E’ doveroso abbandonare il ricordo di Clint Eastwood e Meryl Streep per entrare sino in fondo nella logica e nel sentimento promosso dal riadattamento teatrale di Lorenzo Salveti.
I Ponti di Madison County, in scena dal 17 al 22 novembre al Teatro Bellini di Napoli, mostra la propria temerarietà nel quasi obbligato confronto con il risultato di una lunga serie di successi.
Il testo di Robert James Waller divenne presto un best-seller, così come il film diretto ed interpretato da Eastwood.
In questi giorni Paola Quattrini e Ray Lovelock mutano, dunque, le sembianze di Francesca e Robert.
Su delle immagini che lasciano scorrere paesaggi americani, su delle note colorate di tutto il folklore di quei luoghi, Ruben Rigillo diviene una presenza costante in tutta la rappresentazione, prendendo le vesti dello scrittore Waller, il quale introduce e, talvolta segmenta, la storia dei due protagonisti.
L’abitazione di Francesca diviene un punto fermo scenografico da cui far partire e, poi, far convergere ogni snodo della narrazione.
Sul palco, dunque, un interno chiaro, rilassante, quasi sospeso nel tempo, in uno spazio a metà tra la realtà e il sogno.
I personaggi che popolano la storia sono quelli per cui mai nessuno potrebbe dire adatti ad essere oggetto di grandi opere letterarie, poiché hanno vite piccole, comuni, o almeno pare essere tale l'esistenza di Francesca.
Francesca dalle origini italiane, Francesca dalla grande vitalità, Francesca innamorata della poesia: Francesca che abbandona le proprie aspirazioni per cullarsi ed abbandonarsi nella vita di moglie e madre.
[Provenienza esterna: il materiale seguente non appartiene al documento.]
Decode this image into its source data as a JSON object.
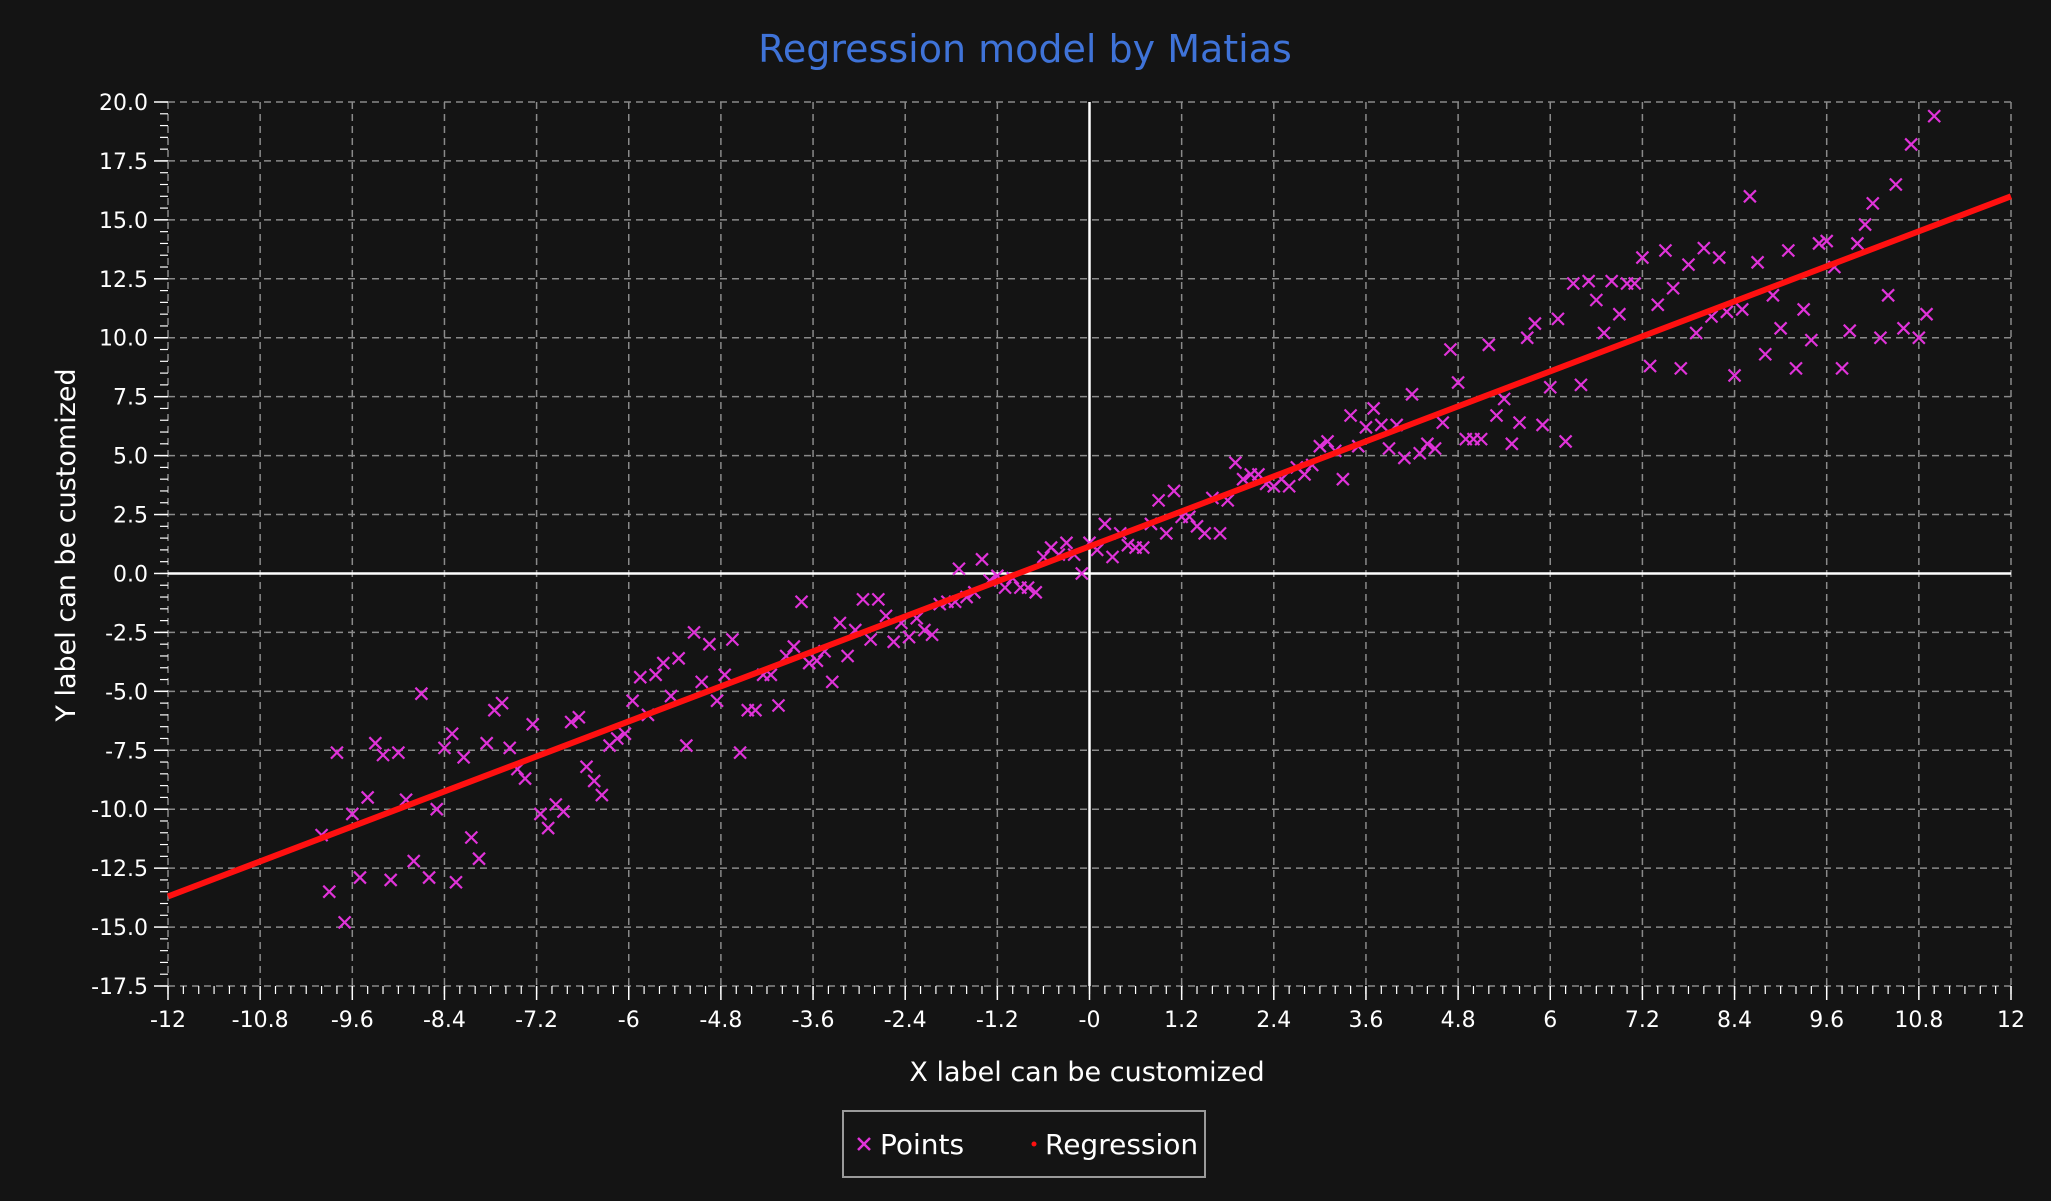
{
  "colors": {
    "background": "#141414",
    "title": "#3f73d8",
    "text": "#ffffff",
    "grid": "#8a8a8a",
    "axis_zero": "#ffffff",
    "points": "#e033d9",
    "regression": "#ff1010",
    "legend_border": "#9a9a9a"
  },
  "chart_data": {
    "type": "scatter",
    "title": "Regression model by Matias",
    "xlabel": "X label can be customized",
    "ylabel": "Y label can be customized",
    "xlim": [
      -12,
      12
    ],
    "ylim": [
      -17.5,
      20
    ],
    "grid": true,
    "legend_position": "bottom-center",
    "x_ticks": [
      "-12",
      "-10.8",
      "-9.6",
      "-8.4",
      "-7.2",
      "-6",
      "-4.8",
      "-3.6",
      "-2.4",
      "-1.2",
      "-0",
      "1.2",
      "2.4",
      "3.6",
      "4.8",
      "6",
      "7.2",
      "8.4",
      "9.6",
      "10.8",
      "12"
    ],
    "y_ticks": [
      "20.0",
      "17.5",
      "15.0",
      "12.5",
      "10.0",
      "7.5",
      "5.0",
      "2.5",
      "0.0",
      "-2.5",
      "-5.0",
      "-7.5",
      "-10.0",
      "-12.5",
      "-15.0",
      "-17.5"
    ],
    "legend": [
      "Points",
      "Regression"
    ],
    "series": [
      {
        "name": "Points",
        "marker": "x",
        "points": [
          [
            -10.0,
            -11.1
          ],
          [
            -9.9,
            -13.5
          ],
          [
            -9.8,
            -7.6
          ],
          [
            -9.7,
            -14.8
          ],
          [
            -9.6,
            -10.2
          ],
          [
            -9.5,
            -12.9
          ],
          [
            -9.4,
            -9.5
          ],
          [
            -9.3,
            -7.2
          ],
          [
            -9.2,
            -7.7
          ],
          [
            -9.1,
            -13.0
          ],
          [
            -9.0,
            -7.6
          ],
          [
            -8.9,
            -9.6
          ],
          [
            -8.8,
            -12.2
          ],
          [
            -8.7,
            -5.1
          ],
          [
            -8.6,
            -12.9
          ],
          [
            -8.5,
            -10.0
          ],
          [
            -8.4,
            -7.4
          ],
          [
            -8.3,
            -6.8
          ],
          [
            -8.25,
            -13.1
          ],
          [
            -8.15,
            -7.8
          ],
          [
            -8.05,
            -11.2
          ],
          [
            -7.95,
            -12.1
          ],
          [
            -7.85,
            -7.2
          ],
          [
            -7.75,
            -5.8
          ],
          [
            -7.65,
            -5.5
          ],
          [
            -7.55,
            -7.4
          ],
          [
            -7.45,
            -8.3
          ],
          [
            -7.35,
            -8.7
          ],
          [
            -7.25,
            -6.4
          ],
          [
            -7.15,
            -10.2
          ],
          [
            -7.05,
            -10.8
          ],
          [
            -6.95,
            -9.8
          ],
          [
            -6.85,
            -10.1
          ],
          [
            -6.75,
            -6.3
          ],
          [
            -6.65,
            -6.1
          ],
          [
            -6.55,
            -8.2
          ],
          [
            -6.45,
            -8.8
          ],
          [
            -6.35,
            -9.4
          ],
          [
            -6.25,
            -7.3
          ],
          [
            -6.15,
            -7.0
          ],
          [
            -6.05,
            -6.8
          ],
          [
            -5.95,
            -5.4
          ],
          [
            -5.85,
            -4.4
          ],
          [
            -5.75,
            -6.0
          ],
          [
            -5.65,
            -4.3
          ],
          [
            -5.55,
            -3.8
          ],
          [
            -5.45,
            -5.2
          ],
          [
            -5.35,
            -3.6
          ],
          [
            -5.25,
            -7.3
          ],
          [
            -5.15,
            -2.5
          ],
          [
            -5.05,
            -4.6
          ],
          [
            -4.95,
            -3.0
          ],
          [
            -4.85,
            -5.4
          ],
          [
            -4.75,
            -4.3
          ],
          [
            -4.65,
            -2.8
          ],
          [
            -4.55,
            -7.6
          ],
          [
            -4.45,
            -5.8
          ],
          [
            -4.35,
            -5.8
          ],
          [
            -4.25,
            -4.3
          ],
          [
            -4.15,
            -4.3
          ],
          [
            -4.05,
            -5.6
          ],
          [
            -3.95,
            -3.5
          ],
          [
            -3.85,
            -3.1
          ],
          [
            -3.75,
            -1.2
          ],
          [
            -3.65,
            -3.8
          ],
          [
            -3.55,
            -3.7
          ],
          [
            -3.45,
            -3.3
          ],
          [
            -3.35,
            -4.6
          ],
          [
            -3.25,
            -2.1
          ],
          [
            -3.15,
            -3.5
          ],
          [
            -3.05,
            -2.4
          ],
          [
            -2.95,
            -1.1
          ],
          [
            -2.85,
            -2.8
          ],
          [
            -2.75,
            -1.1
          ],
          [
            -2.65,
            -1.8
          ],
          [
            -2.55,
            -2.9
          ],
          [
            -2.45,
            -2.1
          ],
          [
            -2.35,
            -2.7
          ],
          [
            -2.25,
            -1.9
          ],
          [
            -2.15,
            -2.4
          ],
          [
            -2.05,
            -2.6
          ],
          [
            -1.95,
            -1.3
          ],
          [
            -1.85,
            -1.2
          ],
          [
            -1.75,
            -1.2
          ],
          [
            -1.7,
            0.2
          ],
          [
            -1.6,
            -1.0
          ],
          [
            -1.5,
            -0.8
          ],
          [
            -1.4,
            0.6
          ],
          [
            -1.3,
            -0.3
          ],
          [
            -1.2,
            -0.1
          ],
          [
            -1.1,
            -0.6
          ],
          [
            -1.0,
            -0.2
          ],
          [
            -0.9,
            -0.6
          ],
          [
            -0.8,
            -0.6
          ],
          [
            -0.7,
            -0.8
          ],
          [
            -0.6,
            0.7
          ],
          [
            -0.5,
            1.1
          ],
          [
            -0.4,
            0.8
          ],
          [
            -0.3,
            1.3
          ],
          [
            -0.2,
            0.8
          ],
          [
            -0.1,
            0.0
          ],
          [
            0.0,
            1.3
          ],
          [
            0.1,
            1.0
          ],
          [
            0.2,
            2.1
          ],
          [
            0.3,
            0.7
          ],
          [
            0.4,
            1.7
          ],
          [
            0.5,
            1.2
          ],
          [
            0.6,
            1.1
          ],
          [
            0.7,
            1.1
          ],
          [
            0.8,
            2.1
          ],
          [
            0.9,
            3.1
          ],
          [
            1.0,
            1.7
          ],
          [
            1.1,
            3.5
          ],
          [
            1.2,
            2.4
          ],
          [
            1.3,
            2.4
          ],
          [
            1.4,
            2.0
          ],
          [
            1.5,
            1.7
          ],
          [
            1.6,
            3.2
          ],
          [
            1.7,
            1.7
          ],
          [
            1.8,
            3.1
          ],
          [
            1.9,
            4.7
          ],
          [
            2.0,
            4.0
          ],
          [
            2.1,
            4.2
          ],
          [
            2.2,
            4.2
          ],
          [
            2.3,
            3.8
          ],
          [
            2.4,
            3.7
          ],
          [
            2.5,
            4.0
          ],
          [
            2.6,
            3.7
          ],
          [
            2.7,
            4.5
          ],
          [
            2.8,
            4.2
          ],
          [
            2.9,
            4.6
          ],
          [
            3.0,
            5.4
          ],
          [
            3.1,
            5.6
          ],
          [
            3.2,
            5.2
          ],
          [
            3.3,
            4.0
          ],
          [
            3.4,
            6.7
          ],
          [
            3.5,
            5.4
          ],
          [
            3.6,
            6.2
          ],
          [
            3.7,
            7.0
          ],
          [
            3.8,
            6.3
          ],
          [
            3.9,
            5.3
          ],
          [
            4.0,
            6.3
          ],
          [
            4.1,
            4.9
          ],
          [
            4.2,
            7.6
          ],
          [
            4.3,
            5.1
          ],
          [
            4.4,
            5.5
          ],
          [
            4.5,
            5.3
          ],
          [
            4.6,
            6.4
          ],
          [
            4.7,
            9.5
          ],
          [
            4.8,
            8.1
          ],
          [
            4.9,
            5.7
          ],
          [
            5.0,
            5.7
          ],
          [
            5.1,
            5.7
          ],
          [
            5.2,
            9.7
          ],
          [
            5.3,
            6.7
          ],
          [
            5.4,
            7.4
          ],
          [
            5.5,
            5.5
          ],
          [
            5.6,
            6.4
          ],
          [
            5.7,
            10.0
          ],
          [
            5.8,
            10.6
          ],
          [
            5.9,
            6.3
          ],
          [
            6.0,
            7.9
          ],
          [
            6.1,
            10.8
          ],
          [
            6.2,
            5.6
          ],
          [
            6.3,
            12.3
          ],
          [
            6.4,
            8.0
          ],
          [
            6.5,
            12.4
          ],
          [
            6.6,
            11.6
          ],
          [
            6.7,
            10.2
          ],
          [
            6.8,
            12.4
          ],
          [
            6.9,
            11.0
          ],
          [
            7.0,
            12.3
          ],
          [
            7.1,
            12.3
          ],
          [
            7.2,
            13.4
          ],
          [
            7.3,
            8.8
          ],
          [
            7.4,
            11.4
          ],
          [
            7.5,
            13.7
          ],
          [
            7.6,
            12.1
          ],
          [
            7.7,
            8.7
          ],
          [
            7.8,
            13.1
          ],
          [
            7.9,
            10.2
          ],
          [
            8.0,
            13.8
          ],
          [
            8.1,
            10.9
          ],
          [
            8.2,
            13.4
          ],
          [
            8.3,
            11.1
          ],
          [
            8.4,
            8.4
          ],
          [
            8.5,
            11.2
          ],
          [
            8.6,
            16.0
          ],
          [
            8.7,
            13.2
          ],
          [
            8.8,
            9.3
          ],
          [
            8.9,
            11.8
          ],
          [
            9.0,
            10.4
          ],
          [
            9.1,
            13.7
          ],
          [
            9.2,
            8.7
          ],
          [
            9.3,
            11.2
          ],
          [
            9.4,
            9.9
          ],
          [
            9.5,
            14.0
          ],
          [
            9.6,
            14.1
          ],
          [
            9.7,
            13.0
          ],
          [
            9.8,
            8.7
          ],
          [
            9.9,
            10.3
          ],
          [
            10.0,
            14.0
          ],
          [
            10.1,
            14.8
          ],
          [
            10.2,
            15.7
          ],
          [
            10.3,
            10.0
          ],
          [
            10.4,
            11.8
          ],
          [
            10.5,
            16.5
          ],
          [
            10.6,
            10.4
          ],
          [
            10.7,
            18.2
          ],
          [
            10.8,
            10.0
          ],
          [
            10.9,
            11.0
          ],
          [
            11.0,
            19.4
          ]
        ]
      },
      {
        "name": "Regression",
        "marker": "line",
        "points": [
          [
            -12,
            -13.7
          ],
          [
            12,
            16.0
          ]
        ]
      }
    ]
  }
}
Ama suo marito, quell’uomo tanto buono con lei, ed ama profondamente i propri figli, Carolyn e Michael (Maria Grazia Laurini e Alessandro Marverti), mentre dimentica Yeats, Rilke.
E’ il fotografo del National Geographic, Robert Kincaid a scoprire con i ponti della Madison County una donna nuova: ‘C’era una strana energia nel suo modo di lavorare. Non si limitava ad osservare la natura, ne prendeva possesso. Imponeva la sua volontà al paesaggio, alla luce, alle cose e le plasmava.’
Il vigore di primordiali istinti sentimentali investe gli ormai maturi Robert e Francesca, facendo divenire un incontro di per sé casuale, un sentiero irreale, una dimensione mai esistita.
Le frasi d’amore e di vita che i due pronunciano non rientrano mai nell’ovvio: pura poesia trascende dal loro sentimento.
Un amore che non snatura la propria essenza, ma che tenta di preservare se stesso e chi lo circonda, seppur nello strazio di un infinito e lungo addio.